Lebih lanjut Jro Bendesa Adat Canggu mengatakan, bahwa sebelumnya pihaknya sudah menggelar rapat bersama tokoh masyarakat. Dan terungkap dari tokoh masyarakat ternyata bergebu-gebu meminta kepada Pemerintah untuk membersihkan bangunan yang melanggar di wilayah Sempadan Pantai. 

"Jadi tokoh tokoh masyarakat meminta agar pantai itu bagus dan tertata dengan rapi. Kalau untuk penataan masyarakat pasti welcome karena itu public area. Sehingga Pemkab harus turun tangan dan masyarakat welcome untuk di tertibkan," ujarnya.

Baca juga : https://www.suaradewata.com/read/202110250003/memberikan-ijin-ke-pedagang-disempadan-pantai-apalagi-ada-setoran-dipastikan-melanggar.html

Sebelumnya, Minggu, (24/10/2021), Jro Bendesa Adat Canggu Wayan Suarsana menjelaskan, sesuai Perda 4 tahun 2019 tentang Desa Adat di Bali, ada istilah dudukan/pungutan. Didalam Perda tersebut, dudukan tidak menyebutkan nominal, namun dudukan/pungutan itu dilakukan sesuai dengan kesepakatan dua belah pihak antara Desa Adat dengan pedagang. Dan boleh melakukan dudukan setelah dibuatkan pararem sebagai dasar untuk melakukan dudukan. 

Berdasarkan itulah Desa Adat Canggu melakukan dudukan kepada para pedagang asongan yang mobiling/berpindah-pindah di pinggir pantai sesuai kesepakatan.

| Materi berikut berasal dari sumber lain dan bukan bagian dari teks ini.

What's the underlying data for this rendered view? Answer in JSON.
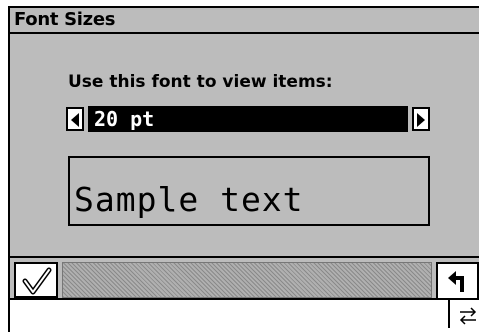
{
  "dialog": {
    "title": "Font Sizes",
    "prompt": "Use this font to view items:",
    "font_size_value": "20 pt",
    "sample_text": "Sample text"
  },
  "icons": {
    "left_arrow": "triangle-left-icon",
    "right_arrow": "triangle-right-icon",
    "ok": "checkmark-icon",
    "back": "return-arrow-icon",
    "switch": "swap-arrows-icon"
  }
}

Dudukan dikenakan kepada tamiu pendatang yang bertempat di Canggu untuk mencari pekerjaan. Dudukan tersebut tidak ada paksaan dan diperuntukkan untuk keperluan parahyangan, palemahan, dan pawongan di Desa Adat Canggu. Sedangkan fasilitas yang didapatkan oleh pedagang adalah dibantu dari segi keamanan kepada pedagang tersebut.  

"Dana dudukan tersebut diperuntukkan untuk itu. Misalnya di daerah Canggu ada pembunuhan, nah dari dana dudukan tersebutlah dipakai untuk mecaru misalnya dan lain sebagainya," ujarnya.

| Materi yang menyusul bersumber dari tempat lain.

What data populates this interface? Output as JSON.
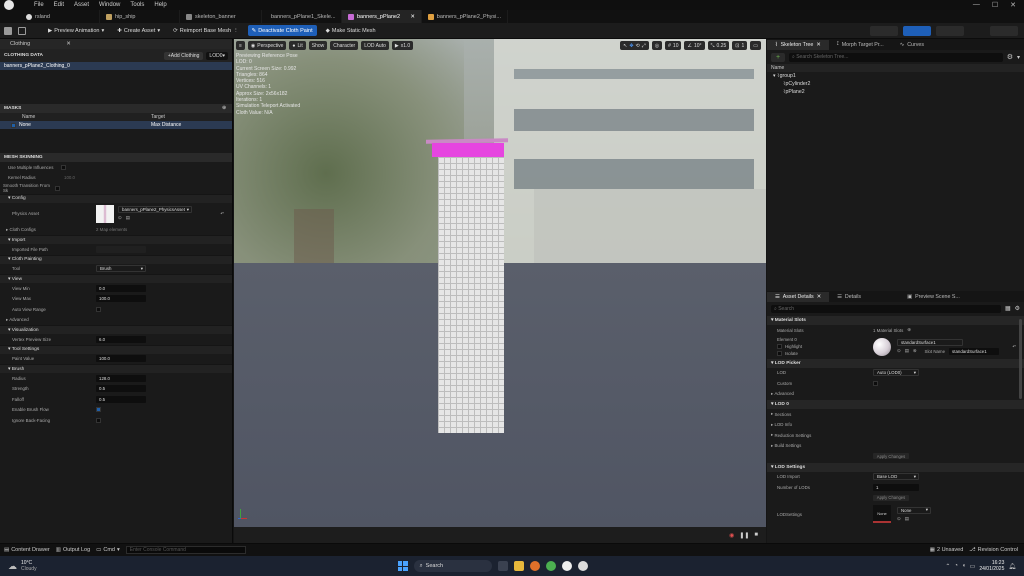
{
  "menu": [
    "File",
    "Edit",
    "Asset",
    "Window",
    "Tools",
    "Help"
  ],
  "project": "rsland",
  "tabs": [
    {
      "label": "hip_ship",
      "color": "#c0a060"
    },
    {
      "label": "skeleton_banner",
      "color": "#7d7d7d"
    },
    {
      "label": "banners_pPlane1_Skele...",
      "color": "#7d7d7d"
    },
    {
      "label": "banners_pPlane2",
      "color": "#c86bd6"
    },
    {
      "label": "banners_pPlane2_Physi...",
      "color": "#e0a040"
    }
  ],
  "toolbar": {
    "preview_animation": "Preview Animation",
    "create_asset": "Create Asset",
    "reimport": "Reimport Base Mesh",
    "deactivate": "Deactivate Cloth Paint",
    "make_static": "Make Static Mesh"
  },
  "left": {
    "tab": "Clothing",
    "clothing_data_label": "CLOTHING DATA",
    "add_clothing": "Add Clothing",
    "lod_select": "LOD0",
    "clothing_item": "banners_pPlane2_Clothing_0",
    "masks_label": "MASKS",
    "mask_col_name": "Name",
    "mask_col_target": "Target",
    "mask_name": "None",
    "mask_target": "Max Distance",
    "mesh_skinning": "MESH SKINNING",
    "use_multiple": "Use Multiple Influences",
    "kernel_radius": "Kernel Radius",
    "kernel_radius_value": "100.0",
    "smooth_transition": "Smooth Transition From Sk",
    "config": "Config",
    "physics_asset": "Physics Asset",
    "physics_asset_value": "banners_pPlane2_PhysicsAsset",
    "cloth_configs": "Cloth Configs",
    "cloth_configs_value": "2 Map elements",
    "import": "Import",
    "imported_file_path": "Imported File Path",
    "cloth_painting": "Cloth Painting",
    "tool": "Tool",
    "tool_value": "Brush",
    "view": "View",
    "view_min": "View Min",
    "view_min_value": "0.0",
    "view_max": "View Max",
    "view_max_value": "100.0",
    "auto_view_range": "Auto View Range",
    "advanced": "Advanced",
    "visualization": "Visualization",
    "vertex_preview": "Vertex Preview Size",
    "vertex_preview_value": "6.0",
    "tool_settings": "Tool Settings",
    "paint_value": "Paint Value",
    "paint_value_value": "100.0",
    "brush": "Brush",
    "radius": "Radius",
    "radius_value": "128.0",
    "strength": "Strength",
    "strength_value": "0.5",
    "falloff": "Falloff",
    "falloff_value": "0.5",
    "enable_brush_flow": "Enable Brush Flow",
    "ignore_back": "Ignore Back-Facing"
  },
  "viewport": {
    "perspective": "Perspective",
    "lit": "Lit",
    "show": "Show",
    "character": "Character",
    "lod_auto": "LOD Auto",
    "speed": "x1.0",
    "snap_grid": "10",
    "snap_angle": "10°",
    "snap_scale": "0.25",
    "camera_speed": "1",
    "stats": [
      "Previewing Reference Pose",
      "LOD: 0",
      "Current Screen Size: 0.992",
      "Triangles: 864",
      "Vertices: 516",
      "UV Channels: 1",
      "Approx Size: 2x56x182",
      "Iterations: 1",
      "Simulation Teleport Activated",
      "Cloth Value: N/A"
    ]
  },
  "skeleton": {
    "tabs": [
      "Skeleton Tree",
      "Morph Target Pr...",
      "Curves"
    ],
    "search_placeholder": "Search Skeleton Tree...",
    "name_header": "Name",
    "tree": [
      "group1",
      "pCylinder2",
      "pPlane2"
    ]
  },
  "details": {
    "tabs": [
      "Asset Details",
      "Details",
      "Preview Scene S..."
    ],
    "search_placeholder": "Search",
    "material_slots": "Material Slots",
    "material_slots_label": "Material Slots",
    "material_slots_value": "1 Material Slots",
    "element0": "Element 0",
    "highlight": "Highlight",
    "isolate": "Isolate",
    "material_name": "standardSurface1",
    "slot_name_label": "Slot Name",
    "slot_name_value": "standardSurface1",
    "lod_picker": "LOD Picker",
    "lod": "LOD",
    "lod_value": "Auto (LOD0)",
    "custom": "Custom",
    "advanced": "Advanced",
    "lod0": "LOD 0",
    "sections": "Sections",
    "lod_info": "LOD Info",
    "reduction": "Reduction Settings",
    "build": "Build Settings",
    "apply_changes": "Apply Changes",
    "lod_settings": "LOD Settings",
    "lod_import": "LOD Import",
    "lod_import_value": "Base LOD",
    "num_lods": "Number of LODs",
    "num_lods_value": "1",
    "apply_changes2": "Apply Changes",
    "lodsettings": "LODSettings",
    "lodsettings_value": "None",
    "thumb_label": "None"
  },
  "statusbar": {
    "content_drawer": "Content Drawer",
    "output_log": "Output Log",
    "cmd": "Cmd",
    "console_placeholder": "Enter Console Command",
    "unsaved": "2 Unsaved",
    "revision": "Revision Control"
  },
  "taskbar": {
    "temp": "10°C",
    "weather": "Cloudy",
    "search": "Search",
    "time": "16:23",
    "date": "24/01/2025"
  }
}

Disisi lain, Kasi Pemanfaatan Ruang Dinas PUPR Kabupaten Badung, I Putu Gede Adhi Mantra menyebutkan pemberian ijin kepada pedagang untuk jualan di sempadan pantai apalagi ada setorannya dipastikan melanggar aturan diatasnya. Pasalnya, pemberian ijin kepada pedagang harus berkoordinasi dengan pihak PUPR dan Satpol PP untuk mendapatkan rekomendasi dari pimpinan. "Kecuali ada kebijakan dari Pimpinan seperti untuk meningkatkan Ekonomi tapi tetap ada bahasa boleh berjualan tapi ada syaratnya," sebut Adhi Mantra kepada media suaradewata.com, Senin, (25/10/2021).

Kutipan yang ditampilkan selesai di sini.